Hidden Harvest: Backyard apples mean a fresh fruit bounty

 

Tucked into backyards or unnoticed on main streets, fruit and nut trees don’t always feed the people they grow around. On a warm August afternoon on Loretta Avenue North, a backyard apple tree filled many bags and buckets for the five volunteers harvesting it.

This apple tree is one of 42 trees that Hidden Harvest, an Ottawa organization promoting urban fruit and nut picking as well as planting, has permission to harvest.

Volunteers who wish to help harvest sign up online and indicate an area of the city where they’d like to work. Residents with fruit or nut trees on their property can register their trees to be harvested. When it’s time to pick the fruit from one of these registered trees, Hidden Harvest sends an online invitation – including a time and a place – to their volunteers who sign up if it’s convenient.

In the case of this Loretta Avenue apple tree, before picking apples from the tree volunteers filled four large yard bags with windfall. “It’s a shame we didn’t get to this tree sooner,” said Tina La Moine of Hintonburg. After taking a workshop with Hidden Harvest, La Moine is qualified to be a team leader, someone who brings the bags and boxes to the harvest site and instructs the other volunteers on picking protocol. Having been to a number of harvests, she’s also an expert at making apple sauce.

Once the initial windfall is collected, the team gets to work. Shonagh McCrindle of Sherbrooke Avenue is on her second tree and expertly wields the long poles with baskets that allow her to reach fruit high above her head. “I helped pick another apple tree on Bayswater last week and we collected 75 lbs,” says the nutrition graduate who loves local food and is planning to qualify as a team leader if she still has time once she starts her MBA.

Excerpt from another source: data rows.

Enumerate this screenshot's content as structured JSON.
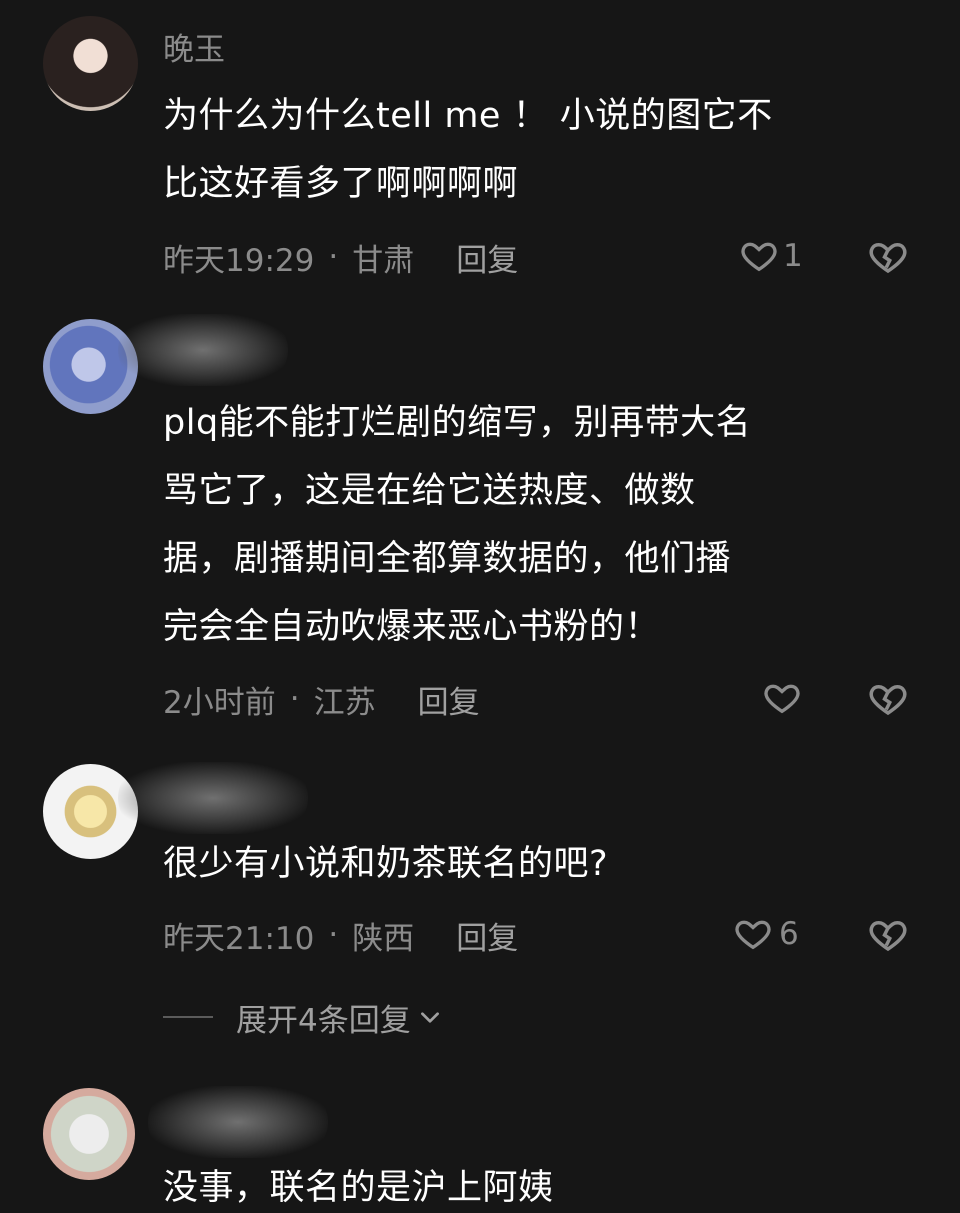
{
  "comments": [
    {
      "name": "晚玉",
      "text": "为什么为什么tell me ！ 小说的图它不\n比这好看多了啊啊啊啊",
      "time": "昨天19:29",
      "location": "甘肃",
      "reply": "回复",
      "likes": "1"
    },
    {
      "name": "",
      "text": "plq能不能打烂剧的缩写，别再带大名\n骂它了，这是在给它送热度、做数\n据，剧播期间全都算数据的，他们播\n完会全自动吹爆来恶心书粉的！",
      "time": "2小时前",
      "location": "江苏",
      "reply": "回复",
      "likes": ""
    },
    {
      "name": "",
      "text": "很少有小说和奶茶联名的吧?",
      "time": "昨天21:10",
      "location": "陕西",
      "reply": "回复",
      "likes": "6"
    },
    {
      "name": "",
      "text": "没事，联名的是沪上阿姨",
      "time": "",
      "location": "",
      "reply": "",
      "likes": ""
    }
  ],
  "separator": "·",
  "expand_replies": "展开4条回复",
  "icons": {
    "like": "heart-outline-icon",
    "dislike": "broken-heart-icon",
    "expand": "chevron-down-icon"
  },
  "colors": {
    "background": "#161616",
    "primary_text": "#ffffff",
    "secondary_text": "#8b8b8b"
  }
}
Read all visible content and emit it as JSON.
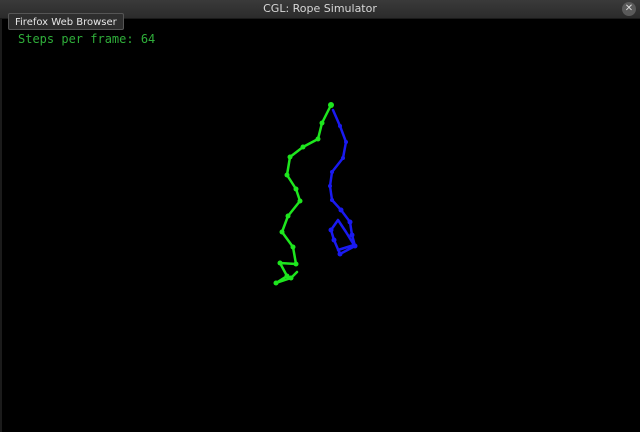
{
  "window": {
    "title": "CGL: Rope Simulator",
    "close_glyph": "✕"
  },
  "tooltip": {
    "label": "Firefox Web Browser"
  },
  "hud": {
    "steps_text": "Steps per frame: 64"
  },
  "colors": {
    "green_rope": "#1ee61e",
    "blue_rope": "#1a1af0",
    "hud_text": "#2fae3a"
  },
  "icons": {
    "close": "close-icon"
  }
}
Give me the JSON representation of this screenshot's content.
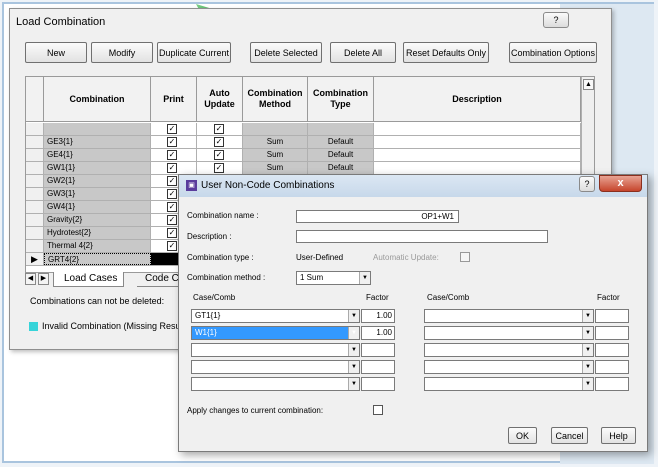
{
  "main_window": {
    "title": "Load Combination",
    "help_label": "?",
    "toolbar": [
      {
        "label": "New"
      },
      {
        "label": "Modify"
      },
      {
        "label": "Duplicate Current"
      },
      {
        "label": "Delete Selected"
      },
      {
        "label": "Delete All"
      },
      {
        "label": "Reset Defaults Only"
      },
      {
        "label": "Combination Options"
      }
    ],
    "table": {
      "columns": [
        "",
        "Combination",
        "Print",
        "Auto Update",
        "Combination Method",
        "Combination Type",
        "Description"
      ],
      "rows": [
        {
          "name": "",
          "print": true,
          "auto": true,
          "method": "",
          "type": ""
        },
        {
          "name": "GE3{1}",
          "print": true,
          "auto": true,
          "method": "Sum",
          "type": "Default"
        },
        {
          "name": "GE4{1}",
          "print": true,
          "auto": true,
          "method": "Sum",
          "type": "Default"
        },
        {
          "name": "GW1{1}",
          "print": true,
          "auto": true,
          "method": "Sum",
          "type": "Default"
        },
        {
          "name": "GW2{1}",
          "print": true,
          "auto": true,
          "method": "Sum",
          "type": "Default"
        },
        {
          "name": "GW3{1}",
          "print": true,
          "auto": true,
          "method": "",
          "type": ""
        },
        {
          "name": "GW4{1}",
          "print": true,
          "auto": true,
          "method": "",
          "type": ""
        },
        {
          "name": "Gravity{2}",
          "print": true,
          "auto": true,
          "method": "",
          "type": ""
        },
        {
          "name": "Hydrotest{2}",
          "print": true,
          "auto": true,
          "method": "",
          "type": ""
        },
        {
          "name": "Thermal 4{2}",
          "print": true,
          "auto": true,
          "method": "",
          "type": ""
        },
        {
          "name": "GRT4{2}",
          "print": true,
          "auto": true,
          "method": "",
          "type": ""
        }
      ]
    },
    "tabs": [
      "Load Cases",
      "Code Com"
    ],
    "status_text": "Combinations can not be deleted:",
    "legend_text": "Invalid Combination (Missing Result"
  },
  "dialog": {
    "title": "User Non-Code Combinations",
    "help_label": "?",
    "close_label": "x",
    "combination_name_label": "Combination name :",
    "combination_name_value": "OP1+W1",
    "description_label": "Description :",
    "description_value": "",
    "combination_type_label": "Combination type :",
    "combination_type_value": "User-Defined",
    "automatic_update_label": "Automatic Update:",
    "combination_method_label": "Combination method :",
    "combination_method_value": "1 Sum",
    "case_comb_header": "Case/Comb",
    "factor_header": "Factor",
    "left_rows": [
      {
        "case": "GT1{1}",
        "factor": "1.00"
      },
      {
        "case": "W1{1}",
        "factor": "1.00"
      },
      {
        "case": "",
        "factor": ""
      },
      {
        "case": "",
        "factor": ""
      },
      {
        "case": "",
        "factor": ""
      }
    ],
    "right_rows": [
      {
        "case": "",
        "factor": ""
      },
      {
        "case": "",
        "factor": ""
      },
      {
        "case": "",
        "factor": ""
      },
      {
        "case": "",
        "factor": ""
      },
      {
        "case": "",
        "factor": ""
      }
    ],
    "apply_label": "Apply changes to current combination:",
    "buttons": {
      "ok": "OK",
      "cancel": "Cancel",
      "help": "Help"
    }
  },
  "colors": {
    "legend_invalid": "#37d4d9",
    "selection": "#3399ff",
    "close_button": "#c6452c"
  }
}
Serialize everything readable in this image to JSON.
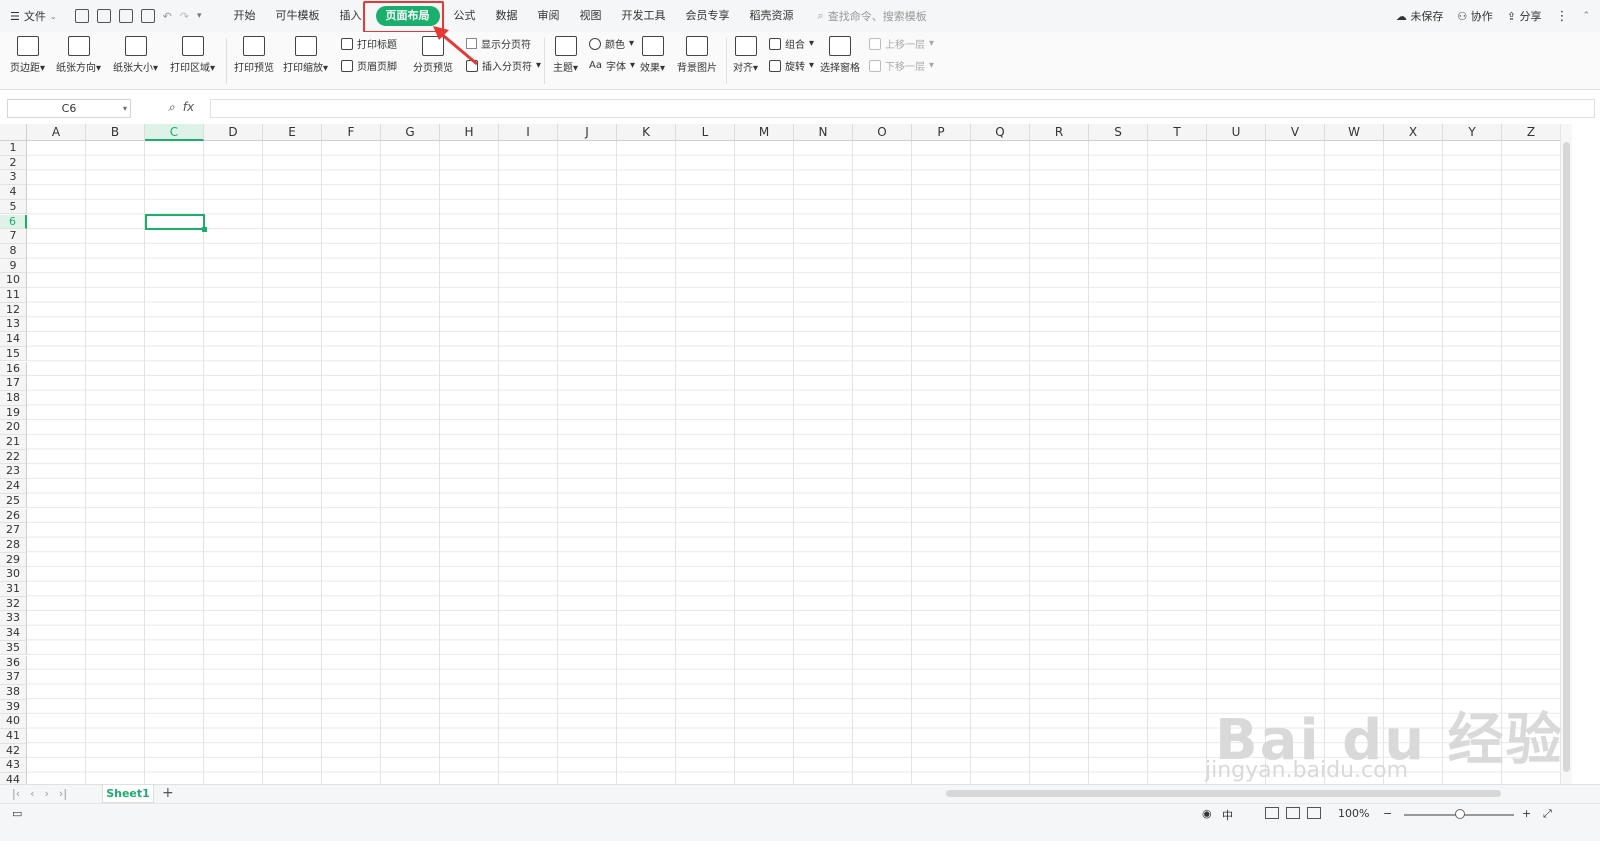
{
  "menubar": {
    "file_label": "文件",
    "tabs": [
      "开始",
      "可牛模板",
      "插入",
      "页面布局",
      "公式",
      "数据",
      "审阅",
      "视图",
      "开发工具",
      "会员专享",
      "稻壳资源"
    ],
    "active_tab": "页面布局",
    "search_placeholder": "查找命令、搜索模板",
    "unsaved": "未保存",
    "collab": "协作",
    "share": "分享"
  },
  "ribbon": {
    "margins": "页边距",
    "orientation": "纸张方向",
    "size": "纸张大小",
    "print_area": "打印区域",
    "print_preview": "打印预览",
    "print_scale": "打印缩放",
    "print_titles": "打印标题",
    "header_footer": "页眉页脚",
    "page_break_preview": "分页预览",
    "show_page_breaks": "显示分页符",
    "insert_page_break": "插入分页符",
    "theme": "主题",
    "colors": "颜色",
    "fonts": "字体",
    "effects": "效果",
    "background": "背景图片",
    "align": "对齐",
    "group": "组合",
    "rotate": "旋转",
    "selection_pane": "选择窗格",
    "bring_forward": "上移一层",
    "send_backward": "下移一层"
  },
  "formula_bar": {
    "cell_ref": "C6",
    "fx": "fx",
    "value": ""
  },
  "grid": {
    "columns": [
      "A",
      "B",
      "C",
      "D",
      "E",
      "F",
      "G",
      "H",
      "I",
      "J",
      "K",
      "L",
      "M",
      "N",
      "O",
      "P",
      "Q",
      "R",
      "S",
      "T",
      "U",
      "V",
      "W",
      "X",
      "Y",
      "Z"
    ],
    "rows": [
      "1",
      "2",
      "3",
      "4",
      "5",
      "6",
      "7",
      "8",
      "9",
      "10",
      "11",
      "12",
      "13",
      "14",
      "15",
      "16",
      "17",
      "18",
      "19",
      "20",
      "21",
      "22",
      "23",
      "24",
      "25",
      "26",
      "27",
      "28",
      "29",
      "30",
      "31",
      "32",
      "33",
      "34",
      "35",
      "36",
      "37",
      "38",
      "39",
      "40",
      "41",
      "42",
      "43",
      "44"
    ],
    "selected_column": "C",
    "selected_row": "6"
  },
  "sheets": {
    "tabs": [
      "Sheet1"
    ],
    "add_label": "+"
  },
  "status": {
    "zoom": "100%",
    "input_mode": "中",
    "zoom_minus": "−",
    "zoom_plus": "+"
  },
  "watermark": {
    "brand": "Bai du 经验",
    "url": "jingyan.baidu.com"
  },
  "colors": {
    "accent": "#1aaf6c",
    "highlight_box": "#e53935"
  }
}
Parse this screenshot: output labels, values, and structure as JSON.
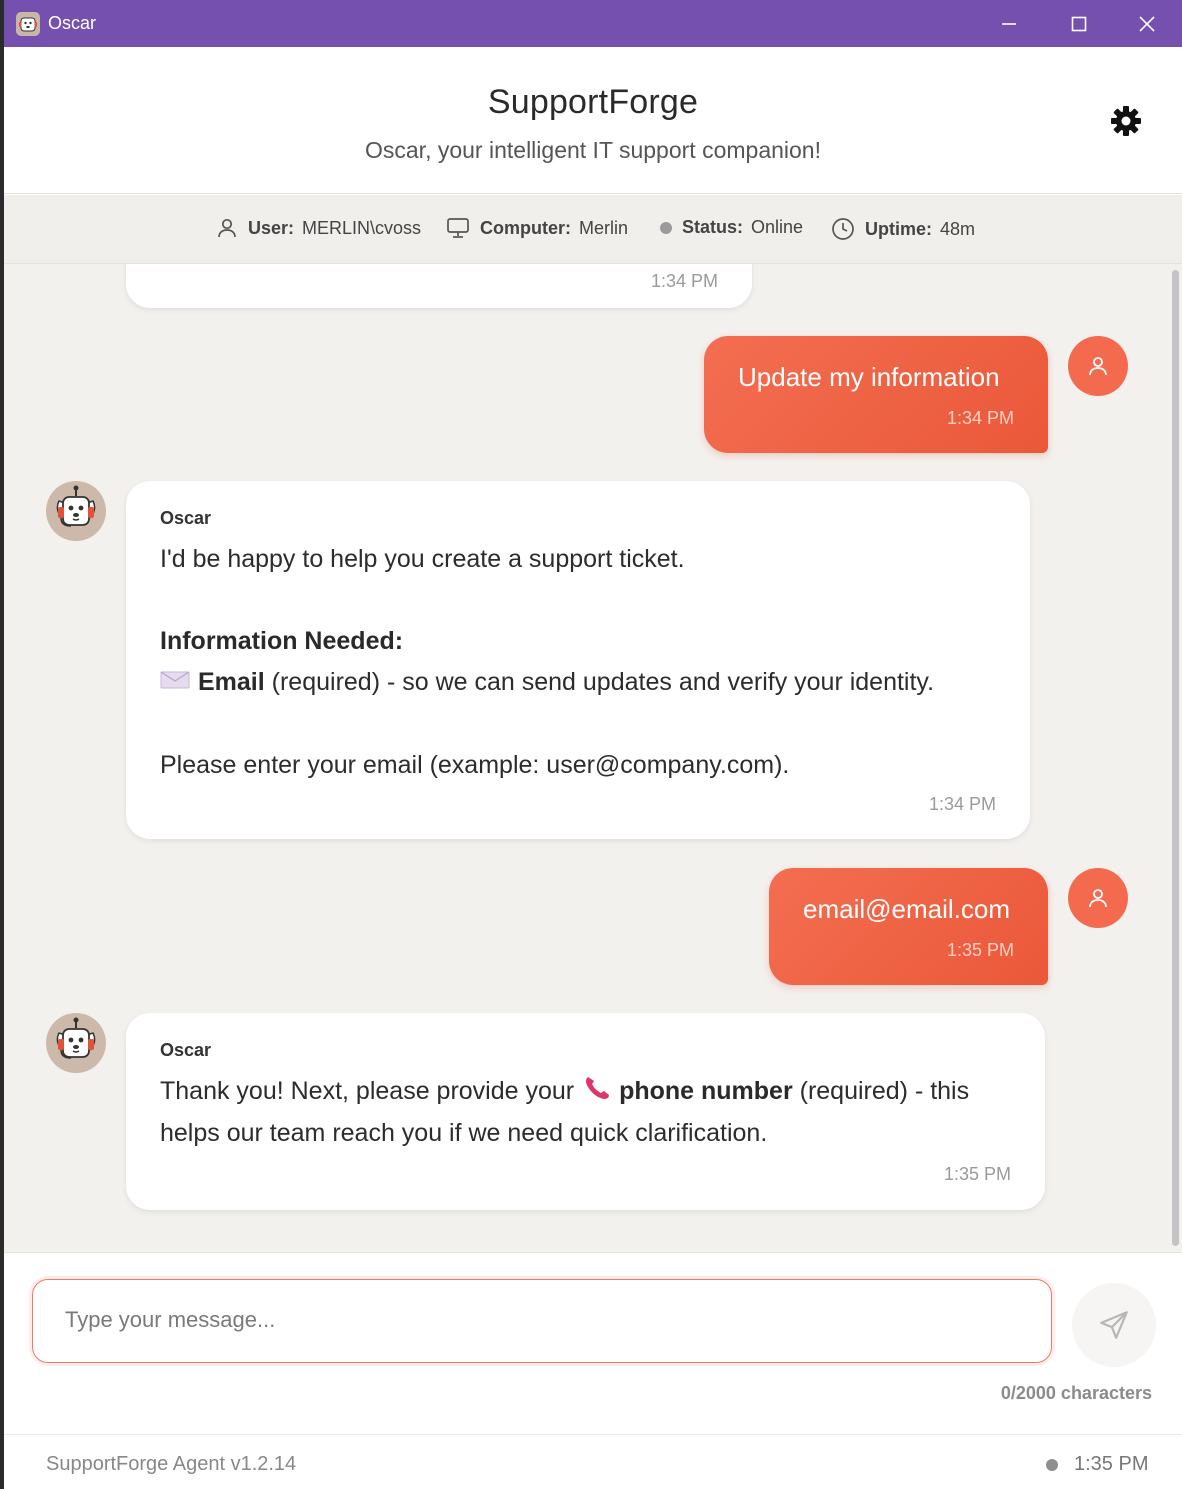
{
  "window": {
    "title": "Oscar",
    "accent": "#7650ae",
    "controls": [
      "minimize-icon",
      "maximize-icon",
      "close-icon"
    ]
  },
  "header": {
    "brand": "SupportForge",
    "tagline": "Oscar, your intelligent IT support companion!",
    "settings_icon": "gear-icon"
  },
  "info": {
    "user_label": "User:",
    "user_value": "MERLIN\\cvoss",
    "computer_label": "Computer:",
    "computer_value": "Merlin",
    "status_label": "Status:",
    "status_value": "Online",
    "uptime_label": "Uptime:",
    "uptime_value": "48m"
  },
  "messages": [
    {
      "from": "bot",
      "time": "1:34 PM"
    },
    {
      "from": "user",
      "text": "Update my information",
      "time": "1:34 PM"
    },
    {
      "from": "bot",
      "sender": "Oscar",
      "line1": "I'd be happy to help you create a support ticket.",
      "heading": "Information Needed:",
      "email_bold": "Email",
      "email_rest": " (required) - so we can send updates and verify your identity.",
      "line3": "Please enter your email (example: user@company.com).",
      "time": "1:34 PM"
    },
    {
      "from": "user",
      "text": "email@email.com",
      "time": "1:35 PM"
    },
    {
      "from": "bot",
      "sender": "Oscar",
      "pre": "Thank you! Next, please provide your ",
      "bold": "phone number",
      "post": " (required) - this helps our team reach you if we need quick clarification.",
      "time": "1:35 PM"
    }
  ],
  "composer": {
    "placeholder": "Type your message...",
    "value": "",
    "char_count": "0/2000 characters",
    "send_icon": "send-icon"
  },
  "footer": {
    "version": "SupportForge Agent v1.2.14",
    "time": "1:35 PM"
  },
  "colors": {
    "user_bubble": "#f0613f",
    "status_offline_dot": "#9b9b9b"
  }
}
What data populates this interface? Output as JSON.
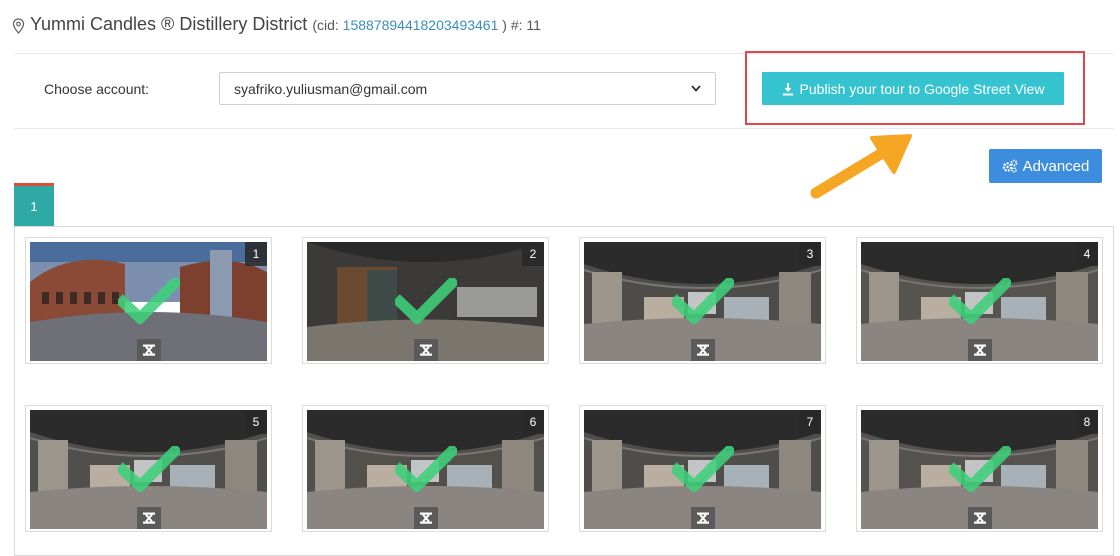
{
  "header": {
    "title": "Yummi Candles ® Distillery District",
    "cid_prefix": "(cid: ",
    "cid_value": "15887894418203493461",
    "cid_suffix": " ) #: 11"
  },
  "account": {
    "label": "Choose account:",
    "selected": "syafriko.yuliusman@gmail.com"
  },
  "publish": {
    "label": "Publish your tour to Google Street View"
  },
  "advanced": {
    "label": "Advanced"
  },
  "tabs": [
    {
      "label": "1"
    }
  ],
  "panoramas": [
    {
      "number": "1",
      "scene": "exterior"
    },
    {
      "number": "2",
      "scene": "storefront"
    },
    {
      "number": "3",
      "scene": "interior"
    },
    {
      "number": "4",
      "scene": "interior"
    },
    {
      "number": "5",
      "scene": "interior"
    },
    {
      "number": "6",
      "scene": "interior"
    },
    {
      "number": "7",
      "scene": "interior"
    },
    {
      "number": "8",
      "scene": "interior"
    }
  ],
  "colors": {
    "publish_button": "#34c3cf",
    "advanced_button": "#3c8dde",
    "tab": "#2fa9a5",
    "callout_border": "#e0474c",
    "arrow": "#f5a623",
    "check": "#3ed07a"
  }
}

Generally, when a tree is harvested, the bounty is divided in quarters among the homeowner, the volunteers, Hidden Harvest and an organization dedicated to providing food for the greater community. “We had more fruit than we could use last time, so we gave one third of it to the Parkdale Food Centre,” explains McCrindle.

Micheline Shoebridge and her daughter, ten-year-old Mia Kelly, live in Hull and are picking fruit with Hidden Harvest for the first time. “It’s really fun,” says Kelly who was first up the ladder. “I love the smell of the apples and the sound they make when you pick them.”

Matt Bicknell is studying culinary arts at Le Cordon Bleu. His first harvest was a serviceberry tree right downtown in front of a condo. “They’re also called June berries and are similar to Saskatoon berries,” he says, remembering how people passing by were curious about the harvest but reluctant to sample fruit they didn’t know was edible. Bicknell made jam out of his share.

Along with the 42 registered trees on private property, Hidden Harvest has discovered through their research that there are 4000 edible fruit and nut trees on 20 % of City-owned land. With collaboration and education, this is an ultra-local harvest that is growing steadily more abundant.